4.2. Image Transform Algorithms

Wavelet transforms were used for feature extraction, but other transforms, such as Hessian transform [31], could provide additional relevant information. Applying different transforms, such as Laplacian of Gaussian or gradient transforms [17], may uncover additional textural or topological features that could improve classification performance. However, caution is needed when using higher order transformations, as they may amplify image noise [32].

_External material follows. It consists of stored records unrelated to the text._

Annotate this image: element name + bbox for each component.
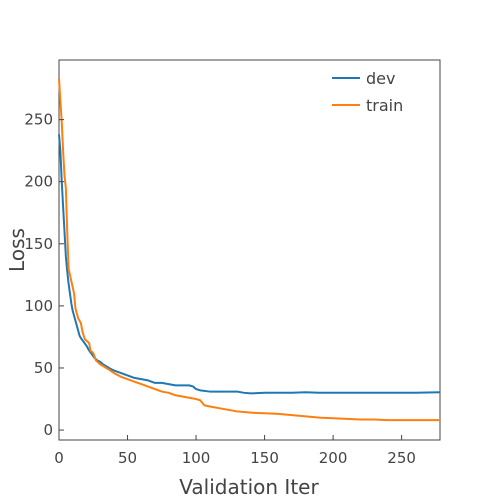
x-tick-label: 150: [250, 449, 279, 467]
legend: dev train: [332, 69, 403, 115]
x-axis-title: Validation Iter: [179, 475, 319, 499]
y-tick-label: 200: [24, 173, 53, 191]
x-tick-label: 100: [182, 449, 211, 467]
x-tick-label: 0: [54, 449, 64, 467]
y-tick-label: 0: [43, 421, 53, 439]
y-tick-label: 250: [24, 111, 53, 129]
legend-label-train: train: [366, 96, 403, 115]
series-layer: [58, 78, 441, 422]
plot-area: [58, 59, 441, 441]
x-tick-label: 250: [387, 449, 416, 467]
x-tick-label: 50: [118, 449, 137, 467]
y-tick-label: 50: [34, 359, 53, 377]
plot-frame: [58, 59, 441, 441]
x-tick-label: 200: [319, 449, 348, 467]
y-axis-title: Loss: [5, 228, 29, 272]
y-tick-label: 100: [24, 297, 53, 315]
y-tick-label: 150: [24, 235, 53, 253]
legend-label-dev: dev: [366, 69, 395, 88]
ticks-layer: 0 50 100 150 200 250 0 50 100 150 200 250: [24, 111, 416, 467]
series-line-dev: [58, 134, 441, 395]
series-line-train: [58, 78, 440, 422]
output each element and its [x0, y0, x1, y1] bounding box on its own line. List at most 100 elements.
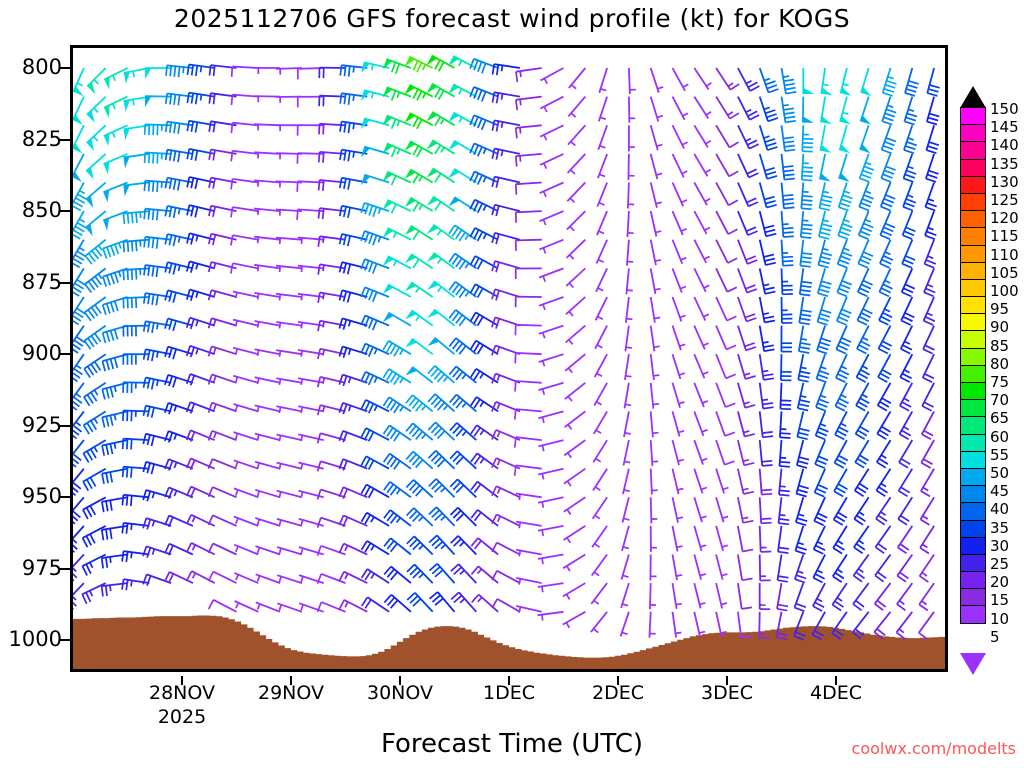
barb-pennant: [382, 59, 393, 70]
barb-stroke: [389, 401, 397, 411]
barb-stroke: [900, 458, 911, 465]
barb-stroke: [839, 230, 850, 237]
barb-stroke: [433, 252, 456, 270]
barb-stroke: [455, 286, 463, 296]
barb-stroke: [89, 590, 94, 597]
barb-stroke: [76, 307, 86, 315]
barb-stroke: [597, 287, 604, 292]
barb-stroke: [676, 516, 684, 520]
barb-stroke: [213, 290, 217, 298]
barb-stroke: [570, 84, 577, 90]
barb-stroke: [491, 598, 499, 609]
barb-stroke: [627, 153, 630, 180]
barb-stroke: [322, 321, 325, 328]
barb-stroke: [142, 574, 148, 585]
barb-stroke: [877, 514, 888, 522]
barb-stroke: [802, 170, 813, 173]
barb-stroke: [855, 571, 866, 580]
barb-stroke: [278, 407, 282, 414]
barb-stroke: [386, 568, 395, 578]
barb-stroke: [515, 464, 542, 470]
x-axis-tick-label: 28NOV: [148, 682, 216, 704]
barb-stroke: [143, 236, 147, 248]
barb-stroke: [780, 456, 787, 459]
barb-stroke: [568, 282, 575, 289]
barb-stroke: [317, 151, 321, 163]
barb-pennant: [860, 115, 872, 125]
barb-stroke: [421, 405, 427, 411]
barb-stroke: [519, 155, 522, 162]
barb-stroke: [728, 199, 739, 207]
colorbar-tick-label: 85: [990, 336, 1010, 355]
barb-stroke: [785, 91, 797, 95]
barb-stroke: [81, 565, 88, 576]
barb-stroke: [142, 321, 147, 332]
barb-stroke: [884, 279, 891, 284]
barb-stroke: [784, 144, 795, 148]
barb-stroke: [105, 331, 111, 343]
barb-stroke: [836, 430, 847, 437]
barb-stroke: [418, 544, 424, 551]
barb-stroke: [234, 320, 238, 327]
barb-stroke: [338, 402, 344, 413]
barb-stroke: [103, 153, 128, 165]
barb-stroke: [85, 563, 92, 574]
barb-stroke: [360, 484, 368, 495]
barb-stroke: [125, 466, 129, 478]
barb-stroke: [212, 599, 237, 613]
colorbar-tick-label: 80: [990, 354, 1010, 373]
barb-stroke: [722, 486, 729, 491]
barb-stroke: [905, 88, 917, 93]
barb-stroke: [90, 306, 99, 317]
barb-stroke: [76, 222, 87, 229]
barb-stroke: [741, 577, 753, 582]
barb-stroke: [838, 259, 850, 265]
barb-pennant: [820, 116, 832, 125]
barb-stroke: [230, 235, 234, 246]
barb-stroke: [818, 316, 829, 322]
barb-stroke: [820, 337, 832, 343]
barb-stroke: [693, 411, 705, 437]
barb-stroke: [905, 255, 916, 261]
barb-stroke: [898, 461, 909, 469]
barb-stroke: [594, 486, 601, 491]
barb-stroke: [886, 79, 897, 85]
barb-stroke: [448, 365, 457, 376]
barb-stroke: [415, 315, 420, 322]
barb-pennant: [426, 140, 438, 150]
barb-stroke: [300, 519, 304, 526]
barb-stroke: [928, 169, 939, 175]
barb-stroke: [875, 546, 885, 554]
barb-stroke: [515, 210, 542, 214]
barb-stroke: [923, 401, 934, 408]
barb-stroke: [366, 596, 390, 613]
colorbar-tick-label: 25: [990, 555, 1010, 573]
barb-stroke: [338, 430, 344, 442]
barb-stroke: [873, 631, 884, 640]
barb-stroke: [763, 224, 775, 230]
barb-pennant: [361, 174, 371, 186]
barb-stroke: [479, 401, 485, 408]
barb-stroke: [360, 202, 366, 214]
barb-stroke: [926, 202, 937, 208]
barb-stroke: [338, 571, 345, 582]
barb-stroke: [433, 455, 443, 465]
barb-pennant: [87, 82, 96, 95]
barb-stroke: [453, 196, 477, 212]
barb-stroke: [873, 582, 892, 605]
barb-stroke: [799, 239, 805, 266]
barb-stroke: [437, 90, 445, 101]
barb-stroke: [73, 525, 85, 540]
barb-stroke: [169, 93, 173, 105]
barb-stroke: [777, 603, 789, 608]
barb-stroke: [855, 433, 866, 440]
barb-stroke: [725, 373, 737, 380]
barb-stroke: [73, 396, 83, 404]
barb-stroke: [622, 603, 629, 607]
barb-stroke: [819, 284, 831, 290]
barb-stroke: [360, 399, 367, 410]
barb-stroke: [599, 173, 606, 178]
barb-stroke: [93, 418, 99, 425]
barb-stroke: [700, 544, 707, 548]
barb-stroke: [922, 515, 929, 520]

While combining original and transformed features improved performance for binary classification, there was no single feature that consistently predicted outcomes for all patients, underscoring the complexity of feature interactions and suggesting that optimal feature selection could improve results. Using the combined dataset did not improve performance to a notable degree for grade classification, which was unexpected. This implies that improvements must be made to the feature selection or, perhaps, indicating the need to include more transforms.

4.3. Dataset Imbalance

To balance healthy and pathological groups, healthy data were randomly selected per patient to match the number of pathological data points. However, this process could lead to slight variations, especially in patients with small tumors. Over-sampling could address this issue, improving generalization during training. Despite dataset challenges, the classification results were generally successful, highlighting the interdependence of features. The findings indicate that there is considerable potential in identifying sarcoma tissue based on radiomics features.

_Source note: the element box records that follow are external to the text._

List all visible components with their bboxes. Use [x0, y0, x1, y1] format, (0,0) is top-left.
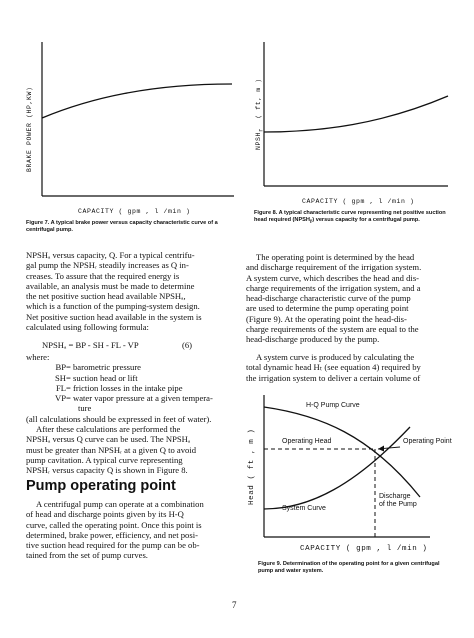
figure-7-brake-power-curve [41, 83, 233, 119]
left-after-paragraph: After these calculations are performed t… [26, 424, 231, 475]
where-label: where: [26, 352, 50, 362]
equation-text: NPSHₐ = BP - SH - FL - VP [42, 340, 139, 350]
figure-8-npshr-curve [263, 95, 449, 133]
figure-7-caption: Figure 7. A typical brake power versus c… [26, 220, 218, 233]
line: (Figure 9). At the operating point the h… [246, 313, 407, 324]
equation-6: NPSHₐ = BP - SH - FL - VP (6) [42, 340, 232, 350]
figure-8: NPSHr ( ft, m ) CAPACITY ( gpm , l /min … [240, 0, 474, 240]
line: the net positive suction head available … [26, 291, 186, 302]
def-desc: = barometric pressure [66, 362, 141, 373]
line: of head and discharge points given by it… [26, 509, 184, 520]
line: NPSHₐ versus Q curve can be used. The NP… [26, 434, 191, 445]
line: creases. To assure that the required ene… [26, 270, 180, 281]
figure-9-system-curve [263, 426, 411, 510]
figure-9-caption: Figure 9. Determination of the operating… [258, 561, 440, 574]
line: A system curve, which describes the head… [246, 272, 420, 283]
def-row: BP = barometric pressure [26, 362, 236, 372]
right-paragraph-1: The operating point is determined by the… [246, 252, 458, 345]
figure-7: BRAKE POWER (HP,KW) CAPACITY ( gpm , l /… [0, 0, 240, 240]
units-note: (all calculations should be expressed in… [26, 413, 212, 424]
left-intro-paragraph: NPSHₐ versus capacity, Q. For a typical … [26, 250, 231, 332]
equation-number: (6) [182, 340, 193, 350]
line: gal pump the NPSHᵣ steadily increases as… [26, 260, 189, 271]
line: A system curve is produced by calculatin… [256, 352, 415, 362]
line: A centrifugal pump can operate at a comb… [36, 499, 204, 509]
figure-7-x-label: CAPACITY ( gpm , l /min ) [78, 208, 191, 215]
def-desc: = friction losses in the intake pipe [66, 382, 183, 393]
line: which is a function of the pumping-syste… [26, 301, 200, 312]
figure-8-y-label-text: NPSH [255, 131, 262, 150]
figure-9-hq-label: H-Q Pump Curve [306, 402, 360, 409]
def-row: VP = water vapor pressure at a given tem… [26, 393, 236, 403]
line: are used to determine the pump operating… [246, 303, 409, 314]
def-row: SH = suction head or lift [26, 373, 236, 383]
figure-9: Head ( ft , m ) H-Q Pump Curve Operating… [240, 385, 474, 595]
figure-8-caption-suffix: ) versus capacity for a centrifugal pump… [312, 217, 420, 223]
section-heading: Pump operating point [26, 478, 176, 494]
line: must be greater than NPSHᵣ at a given Q … [26, 444, 196, 455]
figure-9-hq-curve [263, 406, 421, 498]
figure-8-plot [263, 42, 449, 187]
line: charge requirements of the irrigation sy… [246, 282, 421, 293]
line: Net positive suction head available in t… [26, 311, 202, 322]
left-operating-paragraph: A centrifugal pump can operate at a comb… [26, 499, 231, 561]
page-number: 7 [232, 600, 237, 610]
figure-9-operating-point-label: Operating Point [403, 438, 452, 445]
line: available, an analysis must be made to d… [26, 280, 195, 291]
line: NPSHₐ versus capacity, Q. For a typical … [26, 250, 195, 260]
figure-9-operating-point-arrowhead [378, 445, 384, 452]
line: head-discharge characteristic curve of t… [246, 293, 411, 304]
def-term: BP [55, 362, 66, 373]
line: After these calculations are performed t… [36, 424, 181, 434]
line: The operating point is determined by the… [256, 252, 415, 262]
figure-7-y-label: BRAKE POWER (HP,KW) [26, 86, 33, 172]
figure-8-caption: Figure 8. A typical characteristic curve… [254, 210, 454, 226]
def-term: FL [55, 382, 66, 393]
figure-8-caption-prefix: Figure 8. A typical characteristic curve… [254, 210, 446, 223]
line: and discharge requirement of the irrigat… [246, 262, 422, 273]
figure-9-operating-head-label: Operating Head [282, 438, 332, 445]
figure-7-plot [41, 42, 234, 197]
line: calculated using following formula: [26, 322, 149, 333]
discharge-line-2: of the Pump [379, 501, 417, 508]
figure-9-system-curve-label: System Curve [282, 505, 326, 512]
def-continuation: ture [78, 403, 92, 414]
figure-8-x-label: CAPACITY ( gpm , l /min ) [302, 198, 415, 205]
line: pump cavitation. A typical curve represe… [26, 454, 183, 465]
line: tained from the set of pump curves. [26, 550, 148, 561]
line: curve, called the operating point. Once … [26, 519, 202, 530]
def-row: FL = friction losses in the intake pipe [26, 383, 236, 393]
figure-9-y-label: Head ( ft , m ) [248, 428, 256, 505]
definitions: where: BP = barometric pressure SH = suc… [26, 352, 236, 424]
figure-9-discharge-label: Discharge of the Pump [379, 493, 417, 509]
figure-9-x-label: CAPACITY ( gpm , l /min ) [300, 545, 428, 553]
line: total dynamic head Hₜ (see equation 4) r… [246, 362, 421, 373]
line: charge requirements of the system are eq… [246, 324, 419, 335]
def-term: VP [55, 393, 66, 404]
figure-8-y-label: NPSHr ( ft, m ) [255, 78, 264, 150]
discharge-line-1: Discharge [379, 493, 411, 500]
line: the irrigation system to deliver a certa… [246, 372, 421, 383]
def-desc: = water vapor pressure at a given temper… [66, 393, 213, 404]
def-desc: = suction head or lift [66, 372, 138, 383]
figure-9-plot [263, 395, 430, 538]
right-paragraph-2: A system curve is produced by calculatin… [246, 352, 458, 383]
line: NPSHᵣ versus capacity Q is shown in Figu… [26, 465, 188, 476]
figure-8-caption-sub: r [309, 219, 313, 226]
figure-8-y-label-sub: r [257, 127, 265, 132]
def-term: SH [55, 372, 66, 383]
line: head-discharge produced by the pump. [246, 334, 380, 345]
line: determined, brake power, efficiency, and… [26, 529, 198, 540]
line: tive suction head required for the pump … [26, 540, 200, 551]
figure-8-y-label-unit: ( ft, m ) [255, 78, 262, 119]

The under-representation of grade 1 and 2 tumors further complicates the task, as grade 3 tumors, being larger, generate more SPs [33]. Precision and recall were poorer for grades 1 and 2, as seen in Table 11, Table 14 and Table 17.

To address class imbalance, a balanced random forest model was used [21], but other techniques, such as random oversampling or ensemble methods, could also be effective [20,21]. The results suggest that improvements can be made in grade classification, particularly for grades 1 and 2, though the low number of cases in these categories should be considered.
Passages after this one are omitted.